Вербальная магия как свойство российской пенитенциарной системы

Обилие и качественный отбор оригинальных материалов и их аналитическая оценка определяют значимость работы Е.В. Анисимова. При этом тщательно собранные факты позволяют выявить и некоторые иные, не анализированные автором, а лишь констатируемые им феномены российской пенитенциарной системы. Одной из важных функций данных явлений можно считать мифологичность мышления и поведения общества в целом, хотя естественно не абсолютную, но существенно влияющую не только на характер менталитета, но и на практическую бытовую культуру общества, в том числе ее пенитенциарную политическую систему.

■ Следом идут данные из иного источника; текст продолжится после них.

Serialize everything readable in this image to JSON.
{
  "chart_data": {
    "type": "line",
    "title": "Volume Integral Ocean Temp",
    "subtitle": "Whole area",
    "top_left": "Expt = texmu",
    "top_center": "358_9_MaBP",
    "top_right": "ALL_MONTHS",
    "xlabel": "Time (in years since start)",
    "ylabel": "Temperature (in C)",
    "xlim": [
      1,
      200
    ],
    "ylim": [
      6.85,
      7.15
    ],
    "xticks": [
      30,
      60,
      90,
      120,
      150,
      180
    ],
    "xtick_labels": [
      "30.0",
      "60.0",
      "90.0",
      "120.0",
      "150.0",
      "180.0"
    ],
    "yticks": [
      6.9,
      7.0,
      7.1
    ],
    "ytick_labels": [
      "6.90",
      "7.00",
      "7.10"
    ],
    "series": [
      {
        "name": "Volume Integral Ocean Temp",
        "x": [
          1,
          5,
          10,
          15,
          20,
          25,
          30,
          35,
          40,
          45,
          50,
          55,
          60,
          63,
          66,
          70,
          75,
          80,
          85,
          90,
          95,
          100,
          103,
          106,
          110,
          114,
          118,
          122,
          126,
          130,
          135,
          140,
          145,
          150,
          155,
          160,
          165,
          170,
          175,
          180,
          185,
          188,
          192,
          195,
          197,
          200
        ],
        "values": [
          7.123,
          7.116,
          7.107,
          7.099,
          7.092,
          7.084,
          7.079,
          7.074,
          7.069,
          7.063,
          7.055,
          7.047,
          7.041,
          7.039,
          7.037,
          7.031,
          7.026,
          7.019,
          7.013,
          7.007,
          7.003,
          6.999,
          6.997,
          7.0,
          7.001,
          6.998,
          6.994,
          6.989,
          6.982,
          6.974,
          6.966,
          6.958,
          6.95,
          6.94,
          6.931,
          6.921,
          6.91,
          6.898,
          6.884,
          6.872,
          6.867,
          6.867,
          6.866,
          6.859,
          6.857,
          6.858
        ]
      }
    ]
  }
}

Мифологичность данного комплекса феноменов весьма многообразна: это представления об общем для социума положительном пространстве и негативном, часто инфернальном, предназначенном для преступников — «исключенных из социума», архаические способы казни, т. е. перехода в иные вертикальные сферы, знаковые особенности пыток и многие другие элементы системы, в рамках которой выделяются различные формы вербальной магии, и прежде всего сакральное отношение к именам.

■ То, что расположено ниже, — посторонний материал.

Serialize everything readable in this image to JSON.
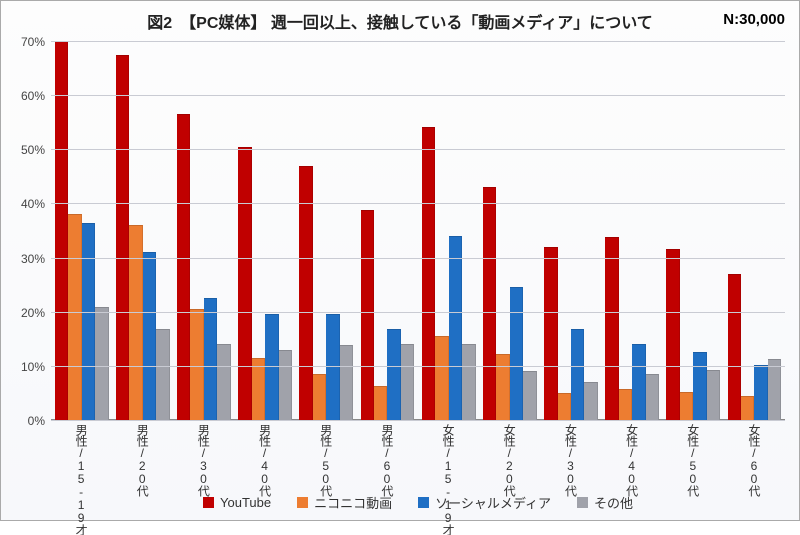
{
  "chart": {
    "type": "bar-grouped",
    "title": "図2　【PC媒体】 週一回以上、接触している「動画メディア」について",
    "n_label": "N:30,000",
    "ymax": 70,
    "ytick_step": 10,
    "ytick_suffix": "%",
    "grid_color": "#c9cbd3",
    "background_color": "#fafbfe",
    "categories": [
      "男性/15-19才",
      "男性/20代",
      "男性/30代",
      "男性/40代",
      "男性/50代",
      "男性/60代",
      "女性/15-19才",
      "女性/20代",
      "女性/30代",
      "女性/40代",
      "女性/50代",
      "女性/60代"
    ],
    "series": [
      {
        "name": "YouTube",
        "color": "#c00000",
        "values": [
          70,
          67.5,
          56.5,
          50.5,
          47,
          38.8,
          54.2,
          43,
          32,
          33.8,
          31.5,
          27
        ]
      },
      {
        "name": "ニコニコ動画",
        "color": "#ed7d31",
        "values": [
          38,
          36,
          20.5,
          11.5,
          8.5,
          6.2,
          15.5,
          12.2,
          5,
          5.8,
          5.2,
          4.5
        ]
      },
      {
        "name": "ソーシャルメディア",
        "color": "#1f6fc4",
        "values": [
          36.3,
          31,
          22.5,
          19.6,
          19.6,
          16.8,
          34,
          24.6,
          16.8,
          14,
          12.5,
          10.2
        ]
      },
      {
        "name": "その他",
        "color": "#a0a2aa",
        "values": [
          20.8,
          16.8,
          14,
          13,
          13.8,
          14,
          14,
          9,
          7,
          8.5,
          9.2,
          11.2
        ]
      }
    ],
    "title_fontsize": 16,
    "label_fontsize": 12
  }
}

С.А. Токарев отмечает позднее, по его мнению, происхождение магии слова. Он считает, что непосредственно вербальный тип магии можно констатировать лишь в тех случаях, когда ритуал изжил себя, а осталось лишь заклинание 1. В связи с этим примечательно, что исследуемая российская культура по сравнению с собственно архаической естественно является весьма поздней, а среди других видов магических действий и представлений особенно часто, судя по имеющейся информации, проявляются вербальные. Но при этом следует согласиться с Е.С. Новик в том, что словесная формула — это мифологизированная программа действий, а не просто наговор 2, воспринимаемый как некое необязательное дополнение к магическому ритуалу. В российской пенитенциарной системе эти действия, представляющие, как правило, мифическую, а не реальную угрозу, негативно повлияли на судьбы многих сотен в XVIII в., а впоследствии и многих миллионов людей.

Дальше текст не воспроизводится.